Je n'ai pas prévenu mon accompagnateur et mon accompagnatrice de la présence de l'autre, à notre point de rendez-vous habituel, devant le magasin d'habits colorés venant d'Espagne. Je dirais sans doute que j'étais bien trop fatigué pour faire quoi que ce soit ce matin, manquant même de m'endormir dans mon bol de céréales. Cela a surpris ma mère, qui semble de plus en plus inquiète de mon état.

- Tes cernes sont de plus en plus creusés, Eliot, m'avait-elle dit ce matin. Est-ce que tu dors bien en ce moment ?

- Non, je ne cesse de faire des insomnies. Et hier soir, j'avais particulièrement froid, alors je suis allé prendre une douche bien chaude pour tenter de me détendre et de m'endormir plus confortablement.

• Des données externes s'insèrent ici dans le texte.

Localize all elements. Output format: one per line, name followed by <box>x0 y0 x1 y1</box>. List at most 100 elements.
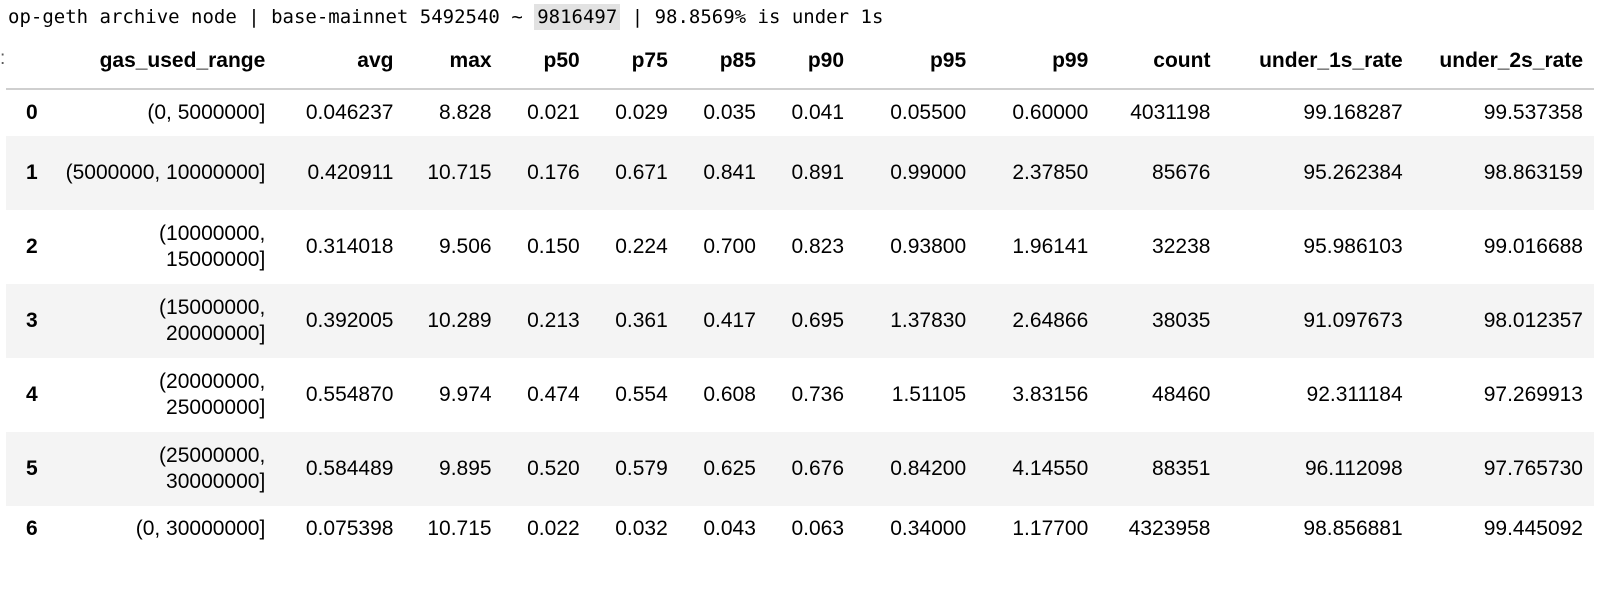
table-row: 4 (20000000, 25000000] 0.554870 9.974 0.474 0… <box>6 358 1594 432</box>
table-cell: 95.986103 <box>1303 235 1403 259</box>
table-cell: 91.097673 <box>1303 309 1403 333</box>
table-cell: (20000000, 25000000] <box>159 370 266 419</box>
dataframe-table-wrapper: gas_used_range avg max p50 p75 p85 p90 p… <box>0 38 1600 552</box>
table-cell: 0.046237 <box>305 101 394 125</box>
table-cell: 85676 <box>1152 161 1211 185</box>
table-cell: 0.695 <box>791 309 845 333</box>
table-cell: 0.021 <box>527 101 580 125</box>
column-header-p99: p99 <box>977 38 1100 90</box>
table-cell: 9.895 <box>439 457 492 481</box>
table-cell: 0.022 <box>527 517 580 541</box>
column-header-index <box>6 38 55 90</box>
table-cell: 48460 <box>1152 383 1211 407</box>
column-header-max: max <box>404 38 503 90</box>
table-cell: 4323958 <box>1128 517 1211 541</box>
column-header-under-2s-rate: under_2s_rate <box>1413 38 1594 90</box>
table-cell: 0.392005 <box>305 309 394 333</box>
table-row: 0 (0, 5000000] 0.046237 8.828 0.021 0.029 0.03… <box>6 89 1594 136</box>
table-cell: 1.51105 <box>891 383 967 407</box>
table-cell: 0.032 <box>615 517 668 541</box>
table-cell: 4031198 <box>1130 101 1211 125</box>
table-cell: 0.150 <box>527 235 580 259</box>
table-cell: 97.269913 <box>1483 383 1583 407</box>
table-cell: 0.99000 <box>890 161 967 185</box>
column-header-p90: p90 <box>766 38 856 90</box>
table-cell: 1.17700 <box>1012 517 1089 541</box>
table-cell: 0.625 <box>703 457 756 481</box>
clipped-edge-artifact: : <box>0 49 4 68</box>
column-header-p50: p50 <box>502 38 591 90</box>
table-cell: 10.715 <box>427 161 492 185</box>
title-prefix: op-geth archive node | base-mainnet 5492… <box>8 6 535 28</box>
row-index-cell: 4 <box>26 383 38 407</box>
column-header-gas-used-range: gas_used_range <box>54 38 277 90</box>
table-header-row: gas_used_range avg max p50 p75 p85 p90 p… <box>6 38 1594 90</box>
table-cell: 95.262384 <box>1303 161 1403 185</box>
table-cell: 0.05500 <box>890 101 967 125</box>
table-cell: 0.736 <box>791 383 845 407</box>
table-cell: 92.311184 <box>1306 383 1403 407</box>
table-cell: 0.029 <box>615 101 668 125</box>
table-cell: 0.84200 <box>890 457 967 481</box>
title-highlighted-block: 9816497 <box>534 4 621 30</box>
row-index-cell: 2 <box>26 235 38 259</box>
table-cell: 0.176 <box>527 161 580 185</box>
table-cell: 1.37830 <box>890 309 967 333</box>
table-cell: 88351 <box>1152 457 1211 481</box>
dataframe-table: gas_used_range avg max p50 p75 p85 p90 p… <box>6 38 1594 552</box>
row-index-cell: 3 <box>26 309 38 333</box>
table-cell: 99.016688 <box>1483 235 1583 259</box>
table-cell: 0.213 <box>527 309 580 333</box>
table-cell: 38035 <box>1152 309 1211 333</box>
title-suffix: | 98.8569% is under 1s <box>620 6 884 28</box>
table-cell: (5000000, 10000000] <box>65 161 266 185</box>
table-cell: 0.474 <box>527 383 580 407</box>
table-cell: 0.608 <box>703 383 756 407</box>
table-row: 1 (5000000, 10000000] 0.420911 10.715 0.176 0… <box>6 136 1594 210</box>
table-cell: (25000000, 30000000] <box>159 444 266 493</box>
table-cell: 0.841 <box>703 161 756 185</box>
table-cell: 0.224 <box>615 235 668 259</box>
table-cell: 0.676 <box>791 457 845 481</box>
table-cell: 98.863159 <box>1483 161 1583 185</box>
column-header-under-1s-rate: under_1s_rate <box>1221 38 1414 90</box>
table-cell: 0.314018 <box>305 235 394 259</box>
table-cell: 99.445092 <box>1483 517 1583 541</box>
table-cell: 0.891 <box>791 161 845 185</box>
table-row: 6 (0, 30000000] 0.075398 10.715 0.022 0.032 0.… <box>6 506 1594 552</box>
table-cell: 0.417 <box>703 309 756 333</box>
table-cell: 10.715 <box>427 517 492 541</box>
table-cell: 0.700 <box>703 235 756 259</box>
column-header-p75: p75 <box>590 38 679 90</box>
table-cell: 2.37850 <box>1012 161 1089 185</box>
table-cell: 9.974 <box>439 383 492 407</box>
row-index-cell: 0 <box>26 101 38 125</box>
table-cell: 2.64866 <box>1012 309 1089 333</box>
table-cell: 0.671 <box>615 161 668 185</box>
table-cell: (15000000, 20000000] <box>159 296 266 345</box>
table-cell: (0, 5000000] <box>147 101 266 125</box>
table-cell: 96.112098 <box>1304 457 1403 481</box>
table-cell: 9.506 <box>439 235 492 259</box>
column-header-p95: p95 <box>855 38 978 90</box>
table-cell: 97.765730 <box>1483 457 1583 481</box>
table-cell: 3.83156 <box>1012 383 1089 407</box>
table-cell: 32238 <box>1152 235 1211 259</box>
table-cell: 10.289 <box>427 309 492 333</box>
table-cell: 0.584489 <box>305 457 394 481</box>
table-row: 2 (10000000, 15000000] 0.314018 9.506 0.150 0… <box>6 210 1594 284</box>
table-cell: 98.856881 <box>1303 517 1403 541</box>
table-cell: 0.34000 <box>890 517 967 541</box>
table-cell: 0.93800 <box>890 235 967 259</box>
table-cell: 0.035 <box>703 101 756 125</box>
table-cell: 0.043 <box>703 517 756 541</box>
table-cell: 98.012357 <box>1483 309 1583 333</box>
row-index-cell: 5 <box>26 457 38 481</box>
table-cell: 1.96141 <box>1012 235 1089 259</box>
table-body: 0 (0, 5000000] 0.046237 8.828 0.021 0.029 0.03… <box>6 89 1594 552</box>
column-header-avg: avg <box>276 38 405 90</box>
row-index-cell: 1 <box>26 161 38 185</box>
table-cell: (10000000, 15000000] <box>159 222 266 271</box>
table-row: 5 (25000000, 30000000] 0.584489 9.895 0.520 0… <box>6 432 1594 506</box>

Cela n'a pas été très efficace.

Je préfère prévoir une histoire de sortie au cas où l'on me poserait des questions sur le bruit que l'on a pu entendre hier soir, lorsque Valentin était là.

- Je vais prendre rendez-vous chez notre médecin de famille. Je veux que tu discutes avec lui. Il pourra peut-être t'aider, te donner des conseils pour que tu réussisses à mieux t'endormir.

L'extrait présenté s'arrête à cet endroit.